Long term update: Can you tour on the Indian Scout?

Published: 06 August 2015

Wind protection
The fork-mounted screen (mid-height model, £474) is one of best detachable cruiser screens I’ve used. I’m 6ft 4in and didn’t suffer lid buffeting or intrusive turbulence on the French autoroutes. Wind pressure affects the handling eventually, as it does with all fork/handlebar mounted screens but it’s only noticeable over 85mph.

Comfort
The extended-reach leather seat (£274), bars (£164) and footpeg extensions (£164) provide extra inches of room for my long limbs but I find the feet-forward riding position (on any bike) uncomfortable on long trips. It’s not easy to move about with your legs outstretched so you’re forced to sit in one place, initiating bum ache in around 70 miles.

The thick leather on the seat absorbs water and takes hours to dry so removing waterproofs too early results in a damp backside. Vibes don’t intrude even at an 80mph cruising speed. 

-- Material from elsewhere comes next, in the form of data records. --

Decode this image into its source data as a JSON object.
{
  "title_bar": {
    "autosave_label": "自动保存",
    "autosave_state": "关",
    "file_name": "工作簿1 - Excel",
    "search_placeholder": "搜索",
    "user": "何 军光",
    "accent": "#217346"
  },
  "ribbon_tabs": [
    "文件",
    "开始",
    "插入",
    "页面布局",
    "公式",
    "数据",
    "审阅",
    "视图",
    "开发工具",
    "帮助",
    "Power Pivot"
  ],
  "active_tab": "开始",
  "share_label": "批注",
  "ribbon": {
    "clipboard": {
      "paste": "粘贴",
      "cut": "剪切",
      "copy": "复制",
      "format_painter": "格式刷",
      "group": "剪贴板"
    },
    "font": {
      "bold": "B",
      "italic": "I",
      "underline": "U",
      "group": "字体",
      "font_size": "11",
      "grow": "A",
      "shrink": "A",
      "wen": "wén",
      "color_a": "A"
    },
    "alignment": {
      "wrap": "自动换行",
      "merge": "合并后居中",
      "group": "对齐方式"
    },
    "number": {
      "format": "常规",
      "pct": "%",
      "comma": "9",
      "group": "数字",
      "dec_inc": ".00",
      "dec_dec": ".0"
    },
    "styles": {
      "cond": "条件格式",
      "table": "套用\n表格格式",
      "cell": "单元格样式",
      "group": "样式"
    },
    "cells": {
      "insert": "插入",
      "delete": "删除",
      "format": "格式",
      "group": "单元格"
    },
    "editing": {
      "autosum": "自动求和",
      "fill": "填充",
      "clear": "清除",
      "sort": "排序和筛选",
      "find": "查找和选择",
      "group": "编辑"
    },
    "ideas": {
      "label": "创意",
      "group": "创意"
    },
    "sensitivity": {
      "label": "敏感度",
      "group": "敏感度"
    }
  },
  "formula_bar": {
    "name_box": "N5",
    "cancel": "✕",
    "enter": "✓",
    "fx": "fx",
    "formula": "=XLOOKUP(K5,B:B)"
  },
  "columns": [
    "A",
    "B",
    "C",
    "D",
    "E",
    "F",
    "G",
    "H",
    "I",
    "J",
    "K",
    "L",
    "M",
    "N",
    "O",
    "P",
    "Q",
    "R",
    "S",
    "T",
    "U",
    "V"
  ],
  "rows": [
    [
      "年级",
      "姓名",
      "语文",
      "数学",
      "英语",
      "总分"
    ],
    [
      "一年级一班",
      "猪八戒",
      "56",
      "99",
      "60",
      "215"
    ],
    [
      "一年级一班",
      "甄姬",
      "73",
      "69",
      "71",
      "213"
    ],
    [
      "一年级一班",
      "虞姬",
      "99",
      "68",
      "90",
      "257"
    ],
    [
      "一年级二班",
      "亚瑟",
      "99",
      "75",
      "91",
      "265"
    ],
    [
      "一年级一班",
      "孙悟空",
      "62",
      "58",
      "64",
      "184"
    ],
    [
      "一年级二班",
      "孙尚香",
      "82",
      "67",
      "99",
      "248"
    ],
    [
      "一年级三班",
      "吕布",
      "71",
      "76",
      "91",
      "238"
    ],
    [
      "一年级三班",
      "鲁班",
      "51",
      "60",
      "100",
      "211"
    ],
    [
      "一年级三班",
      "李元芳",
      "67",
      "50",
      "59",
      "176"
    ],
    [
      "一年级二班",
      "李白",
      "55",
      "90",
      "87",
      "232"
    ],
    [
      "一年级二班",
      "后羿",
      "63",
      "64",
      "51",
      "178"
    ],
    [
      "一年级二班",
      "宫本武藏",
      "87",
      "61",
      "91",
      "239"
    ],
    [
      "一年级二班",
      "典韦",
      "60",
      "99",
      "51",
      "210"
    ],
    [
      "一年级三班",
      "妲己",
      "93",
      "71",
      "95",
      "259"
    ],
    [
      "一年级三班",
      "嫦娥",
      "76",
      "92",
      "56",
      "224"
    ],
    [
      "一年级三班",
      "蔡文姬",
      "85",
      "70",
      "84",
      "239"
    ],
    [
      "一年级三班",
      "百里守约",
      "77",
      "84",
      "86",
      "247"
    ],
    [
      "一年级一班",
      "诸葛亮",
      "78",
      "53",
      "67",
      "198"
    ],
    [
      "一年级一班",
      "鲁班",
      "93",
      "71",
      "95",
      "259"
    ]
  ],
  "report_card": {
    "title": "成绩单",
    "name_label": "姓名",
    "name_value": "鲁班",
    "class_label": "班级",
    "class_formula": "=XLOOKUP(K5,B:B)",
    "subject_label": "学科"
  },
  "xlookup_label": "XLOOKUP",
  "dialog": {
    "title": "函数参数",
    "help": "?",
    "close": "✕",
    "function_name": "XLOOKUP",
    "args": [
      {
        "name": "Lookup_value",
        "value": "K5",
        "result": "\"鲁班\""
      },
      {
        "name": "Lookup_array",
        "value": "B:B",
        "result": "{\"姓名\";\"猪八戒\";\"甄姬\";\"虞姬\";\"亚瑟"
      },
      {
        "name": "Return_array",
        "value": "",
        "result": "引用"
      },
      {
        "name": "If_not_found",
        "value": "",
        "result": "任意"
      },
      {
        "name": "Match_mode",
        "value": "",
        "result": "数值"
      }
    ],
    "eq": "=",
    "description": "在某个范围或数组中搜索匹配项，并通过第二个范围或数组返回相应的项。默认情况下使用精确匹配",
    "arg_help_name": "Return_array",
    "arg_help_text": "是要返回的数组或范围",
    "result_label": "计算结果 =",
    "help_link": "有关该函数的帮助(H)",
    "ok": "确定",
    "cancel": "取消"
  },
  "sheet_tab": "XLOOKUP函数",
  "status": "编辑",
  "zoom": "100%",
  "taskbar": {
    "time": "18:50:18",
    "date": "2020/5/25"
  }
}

Keeping up with your mates
I travelled south with a wide variety of bike types, including a tuned Suzuki GSX1400, Kawasaki 1400GTR, Triumph Tiger 800 and an Aprilia Caponord (2015 model). The Scout didn’t slow the group down on either autoroute or the mountain roads. Ground clearance is good (especially with the extended-reach pegs as they raise your heels an inch), and the handling is surprisingly competent.

The engine produces a class-leading amount of grunt that builds all the way to 8000rpm. It’s a revelation in this type of bike and gives it the potential to outdrag sportier bikes away from hairpin bends. Don’t expect to dice with a well-ridden sportsbike though. Fuel economy is OK, averaging 56mpg on the trip and 140 miles to the fuel light.

Packing it in
At £1240 the leather-covered rigid panniers are expensive but nicely made and slot securely on the bike with neat and unobtrusive mounting lugs (included in above price). The bags claim only to be water-resistant but didn’t leak a drop despite very heavy sustained rainfall on the autoroutes.

The capacity isn’t huge and you have to squeeze your luggage into a letterbox shape to fit it in but there’s just enough space for a week’s lightweight touring. On the downside they’re a tricky shape to carry when off the bike. A simple fabric handle attached to the hidden, mudguard side of the bags would be an obvious hack.